This chapter turns the theoretical into practical, by providing concrete examples of making rich math tasks. Traditional math classroom teachers show the methods for solving math first and then the students would solve similar problems over and over. To make math engaging and exciting for students, the reverse needs to happen: give students problems and challenges and then see if they can develop methods. In this chapter, various examples and case studies are presented, as well as six guiding questions for teachers to develop these tasks.
The one that made an impact on me, is “Can you add a visual component?” We forget that math is a visual process of seeing patterns and manipulating spaces. Most teachers, when presented with the requirement of teaching type of triangles (right, obtuse, acute, equilateral/angular, scalene, isosceles) will rely on showing examples, labeling each kind, and then having the students follow up with a worksheet or two. Unfortunately students might not learn that a triangle can have multiple characteristics, and might not have the opportunity to think “Can a triangle have two obtuse angles?” An example task that I have created helps make this triangle requirement more engaging.
- Provide construction paper, scissors, rulers to each student.
- Form groups of about 2-4.
- Using the ruler, fill up the whole paper with only triangles. Each triangle should be bigger than their fist.
- Cut out the triangles.
- Have the students sort the triangles. (Most students will sort by color and size.)
- Challenge them to sort another way.
- Challenge them to sort still another way. Every triangle has to be sorted, no triangle can be left out. Keep challenging them.
At the end, each group displays their favorite sorting, and then the rest of the groups get an opportunity to view them, with each group presenting how they sorted them.

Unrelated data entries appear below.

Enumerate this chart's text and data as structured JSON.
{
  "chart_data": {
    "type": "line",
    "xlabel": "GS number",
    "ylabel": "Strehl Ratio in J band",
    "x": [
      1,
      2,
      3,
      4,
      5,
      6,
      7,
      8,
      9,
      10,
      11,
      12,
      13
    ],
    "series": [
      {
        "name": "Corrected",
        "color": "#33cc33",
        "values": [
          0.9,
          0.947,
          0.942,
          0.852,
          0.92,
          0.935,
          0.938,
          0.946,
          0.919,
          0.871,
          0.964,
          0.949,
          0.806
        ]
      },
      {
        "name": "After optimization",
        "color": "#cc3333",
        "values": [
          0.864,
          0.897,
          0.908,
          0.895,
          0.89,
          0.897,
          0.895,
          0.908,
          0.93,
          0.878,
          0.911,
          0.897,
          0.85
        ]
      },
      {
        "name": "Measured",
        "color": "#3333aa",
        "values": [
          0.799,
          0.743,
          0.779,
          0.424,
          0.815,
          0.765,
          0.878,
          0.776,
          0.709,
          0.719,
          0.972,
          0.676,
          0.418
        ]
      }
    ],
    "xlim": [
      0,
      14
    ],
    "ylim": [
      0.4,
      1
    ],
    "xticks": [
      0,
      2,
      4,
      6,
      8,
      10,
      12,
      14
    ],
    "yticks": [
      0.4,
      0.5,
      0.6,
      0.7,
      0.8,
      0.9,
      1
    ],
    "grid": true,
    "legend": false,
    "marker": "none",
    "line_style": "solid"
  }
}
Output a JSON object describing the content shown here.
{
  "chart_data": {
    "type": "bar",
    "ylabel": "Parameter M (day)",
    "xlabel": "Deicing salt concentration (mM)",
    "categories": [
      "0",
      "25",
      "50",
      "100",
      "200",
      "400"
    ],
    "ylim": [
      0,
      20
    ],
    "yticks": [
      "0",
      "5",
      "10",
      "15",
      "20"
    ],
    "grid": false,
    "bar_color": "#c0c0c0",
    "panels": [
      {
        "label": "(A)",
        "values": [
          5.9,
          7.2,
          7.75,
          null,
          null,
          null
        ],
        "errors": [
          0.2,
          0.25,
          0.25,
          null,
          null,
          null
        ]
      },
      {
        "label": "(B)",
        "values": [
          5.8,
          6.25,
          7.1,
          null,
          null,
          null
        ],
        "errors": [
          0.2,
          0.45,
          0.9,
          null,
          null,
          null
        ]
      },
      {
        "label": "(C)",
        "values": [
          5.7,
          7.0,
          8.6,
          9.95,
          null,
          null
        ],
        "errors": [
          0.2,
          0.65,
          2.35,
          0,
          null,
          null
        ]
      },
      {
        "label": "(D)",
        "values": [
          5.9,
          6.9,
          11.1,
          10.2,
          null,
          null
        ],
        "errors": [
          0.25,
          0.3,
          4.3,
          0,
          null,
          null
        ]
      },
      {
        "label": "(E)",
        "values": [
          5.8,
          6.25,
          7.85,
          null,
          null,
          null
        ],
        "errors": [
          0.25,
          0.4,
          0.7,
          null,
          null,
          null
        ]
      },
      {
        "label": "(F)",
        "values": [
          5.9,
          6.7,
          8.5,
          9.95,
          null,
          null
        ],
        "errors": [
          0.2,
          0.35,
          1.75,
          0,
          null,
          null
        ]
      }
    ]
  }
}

We discuss each of the ways and they use words like straight angles, or two long sides, or all sides the same or all sides different. We see that a triangle can be sorted multiple ways and we make two categories of sides and angles. They use their words to describe each of the types and then I tell them “What great mathematicians you all are” and “Here are the terms that previous mathematicians used”. Then I tell them the actual terms and we match them up. They are now hooked and totally listening. At this point they want to “capture” this moment, so I let them make posters, brochures, etc, with the triangles they cut out.
My Big Takeaway
Try to reverse the traditional teaching method.
Three Tips for me to remember when planning math
1. Add more visual opportunities for my students to explore math
2. Provide opportunities for students to work as a group and present their findings to each other
3. Don’t worry! Take the time to create rich tasks, make it a priority!
Thanks for reading and let’s revolutionize math learning!